Lonely Building (redux)

I really want to like this photograph, but something about it bothers me.

If only a person had been standing by the table looking out the window.

It has nothing to do with what’s in the frame and everything to do with what’s not in the picture. Or more precisely: What bothers me is what I had to do to get rid of something that was in the original picture.

I wandered around that corner for quite some time trying to get the right angle that would capture the window, the table, the building, and the sky. There was no ideal spot that isolated the building in just the way I wanted. So I settled for what seemed to be the best composition. Unfortunately, that composition had a massive building dominating the left half of the frame:

If only that skyscraper hadn’t been there mucking up the sky.

Easy enough to remove in post-processing. That’s why they invented the healing and inpainting brushes and the clone-stamp tool. A few minutes with my preferred editing program and the skyscraper was gone.
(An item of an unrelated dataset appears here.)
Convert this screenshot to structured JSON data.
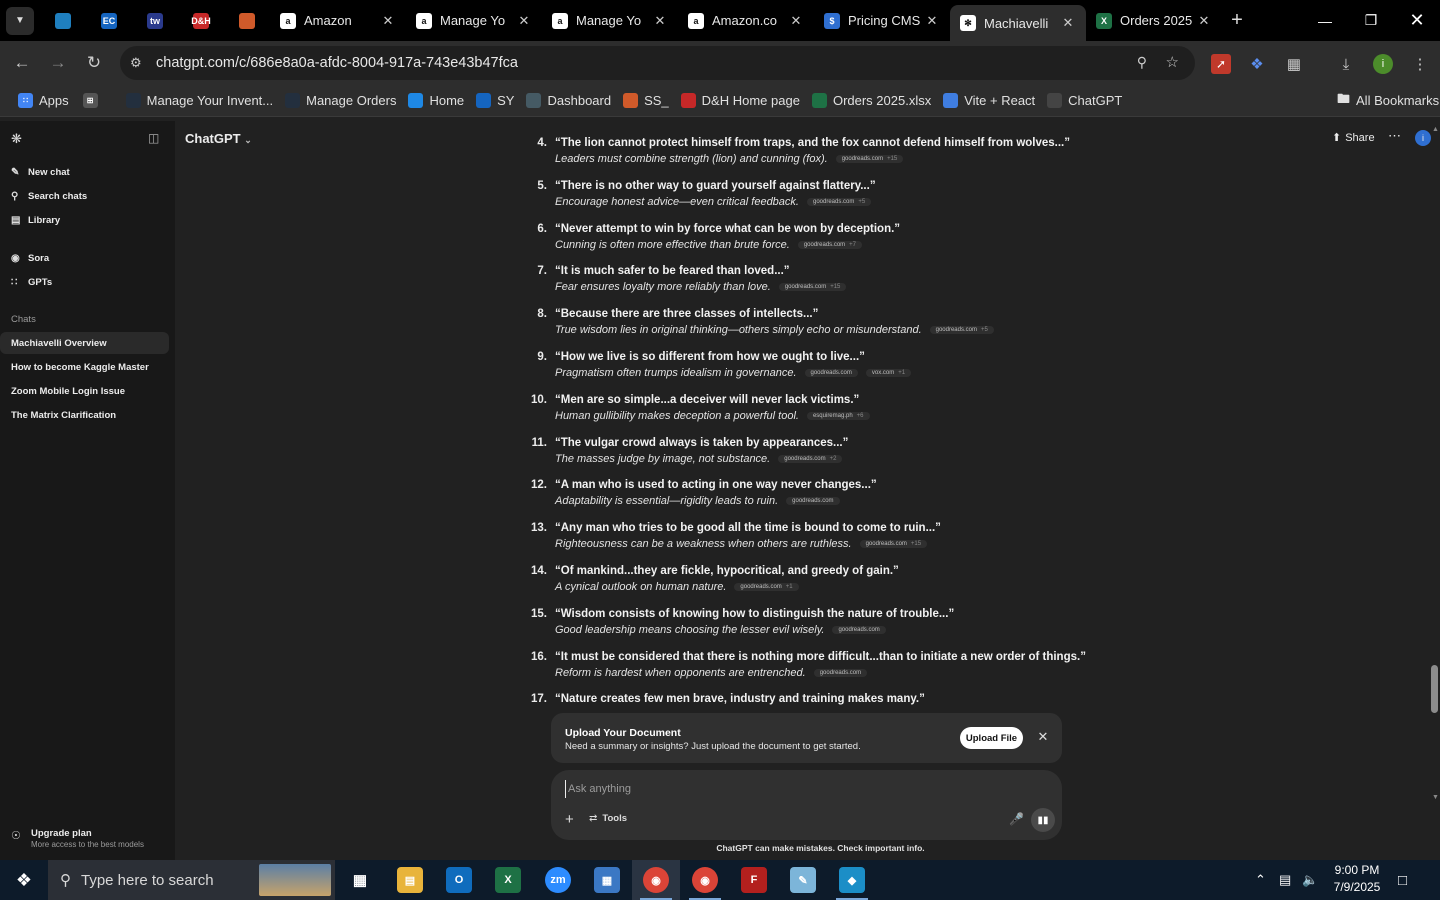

Nobody would be any the wiser.

Except I know what I did. And for me, knowing that I cloned out half the frame ruins the final image. The effort to remove the offending building became an interesting exercise in how much manipulation I can accept. I have no problem with various local adjustments and will make small distractions disappear. But at some point it becomes too much for me. I don’t know where that dividing line falls, and I certainly can’t quantify it. But as a rule of thumb: When the manipulation changes the mood or tone of the photo entirely, as it does in the images here, it is too much for me.

Two caveats: First, my rule of thumb is almost certainly grounded in some combination of a romantic notion of photographic integrity and a preference for one type of labor (walking around and looking for the perfect frame) over another (editing on a computer). Second, this is my rule of thumb for my photographs, and is not meant to apply to anybody else or that person’s photographs.